The Justice Department said in a statement Monday that a federal jury convicted Javaid Perwaiz on 52 counts related to his defrauding of health insurance programs and falsely telling his patients they needed surgeries.

The Chesapeake doctor had pleaded not guilty. He could face up to 465 years in prison. Sentencing is scheduled next March 31.

"Dr. Perwaiz preyed upon his trusting patients and committed horrible crimes to feed his greed," said G. Zachary Terwilliger, U.S. attorney for the Eastern District of Virginia.

Federal prosecutors said last year that many of the procedures Perwaiz performed were unwanted, and that 173 women had come forward since his arrest to report similar experiences, including repetitive surgeries they never asked for. Prosecutors said he performed the surgeries "for his own financial gain."

Authorities said Perwaiz billed private and governmental insurers millions of dollars for irreversible hysterectomies and other procedures that were not medically necessary. Perwaiz sometimes would falsely tell his patients they needed the surgeries to avoid cancer, they said. He also billed insurers hundreds of thousands of dollars for diagnostic procedures he never performed, they added.

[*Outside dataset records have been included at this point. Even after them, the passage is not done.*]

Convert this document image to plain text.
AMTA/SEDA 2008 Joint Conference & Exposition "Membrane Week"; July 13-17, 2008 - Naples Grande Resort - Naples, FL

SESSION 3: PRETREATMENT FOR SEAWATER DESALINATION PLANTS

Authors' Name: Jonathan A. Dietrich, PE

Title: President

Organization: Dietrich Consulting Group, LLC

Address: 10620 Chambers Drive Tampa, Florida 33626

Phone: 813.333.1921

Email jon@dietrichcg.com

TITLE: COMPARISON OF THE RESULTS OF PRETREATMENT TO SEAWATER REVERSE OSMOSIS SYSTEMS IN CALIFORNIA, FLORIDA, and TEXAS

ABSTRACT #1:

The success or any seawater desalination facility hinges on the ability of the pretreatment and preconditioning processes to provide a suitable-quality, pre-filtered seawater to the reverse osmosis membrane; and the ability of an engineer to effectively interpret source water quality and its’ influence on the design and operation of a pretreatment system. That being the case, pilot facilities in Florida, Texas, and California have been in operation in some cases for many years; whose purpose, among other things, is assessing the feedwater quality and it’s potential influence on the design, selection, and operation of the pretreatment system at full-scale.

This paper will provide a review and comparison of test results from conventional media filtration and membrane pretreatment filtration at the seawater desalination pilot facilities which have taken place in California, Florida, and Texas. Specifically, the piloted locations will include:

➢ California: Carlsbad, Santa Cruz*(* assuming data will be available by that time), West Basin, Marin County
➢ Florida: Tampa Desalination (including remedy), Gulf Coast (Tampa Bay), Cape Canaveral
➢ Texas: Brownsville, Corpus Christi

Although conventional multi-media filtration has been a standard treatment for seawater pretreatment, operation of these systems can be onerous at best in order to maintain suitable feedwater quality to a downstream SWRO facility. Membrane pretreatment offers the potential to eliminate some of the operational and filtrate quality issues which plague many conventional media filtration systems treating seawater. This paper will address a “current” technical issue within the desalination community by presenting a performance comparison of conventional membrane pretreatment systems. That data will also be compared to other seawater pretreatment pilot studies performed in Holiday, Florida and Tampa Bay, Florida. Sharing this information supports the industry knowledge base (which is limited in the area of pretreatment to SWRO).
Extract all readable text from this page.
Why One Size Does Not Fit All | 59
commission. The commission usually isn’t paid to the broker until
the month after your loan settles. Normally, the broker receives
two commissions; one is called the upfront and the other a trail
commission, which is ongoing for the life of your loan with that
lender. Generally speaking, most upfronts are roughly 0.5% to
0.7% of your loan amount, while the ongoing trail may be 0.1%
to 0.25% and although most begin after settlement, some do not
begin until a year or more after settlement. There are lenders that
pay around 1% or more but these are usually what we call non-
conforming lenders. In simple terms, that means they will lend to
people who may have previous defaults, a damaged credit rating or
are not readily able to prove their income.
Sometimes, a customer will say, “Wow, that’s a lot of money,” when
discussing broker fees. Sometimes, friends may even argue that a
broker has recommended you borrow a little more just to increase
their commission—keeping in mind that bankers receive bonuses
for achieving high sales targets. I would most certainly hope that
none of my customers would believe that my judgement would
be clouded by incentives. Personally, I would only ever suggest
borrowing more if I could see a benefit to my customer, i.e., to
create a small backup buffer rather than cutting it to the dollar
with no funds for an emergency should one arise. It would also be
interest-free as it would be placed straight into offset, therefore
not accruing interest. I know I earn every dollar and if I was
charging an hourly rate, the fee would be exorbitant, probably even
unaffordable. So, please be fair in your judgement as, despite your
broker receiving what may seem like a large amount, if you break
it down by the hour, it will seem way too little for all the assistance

Prosecutors also said Perwaiz falsified the records of pregnant patients so he could induce their labor early, prior to the recommended gestational age that minimizes risk to the mother and baby, to ensure he would be reimbursed for the deliveries. Perwaiz also violated the 30-day waiting period Medicaid requires for elective sterilizations by submitting backdated forms, according to authorities.

Perwaiz's lawyer, Lawrence Woodward Jr., had said last year that his client had received a flood of unsolicited emails from patients who described Perwaiz's "fine qualities" and "how he helped them."

In 1996, Perwaiz was sentenced by a federal judge to five years probation and ordered to pay more than $100,000 in fines and restitution after pleading guilty to two counts of tax fraud. Prosecutors dropped four other counts in exchange for a guilty plea in that case.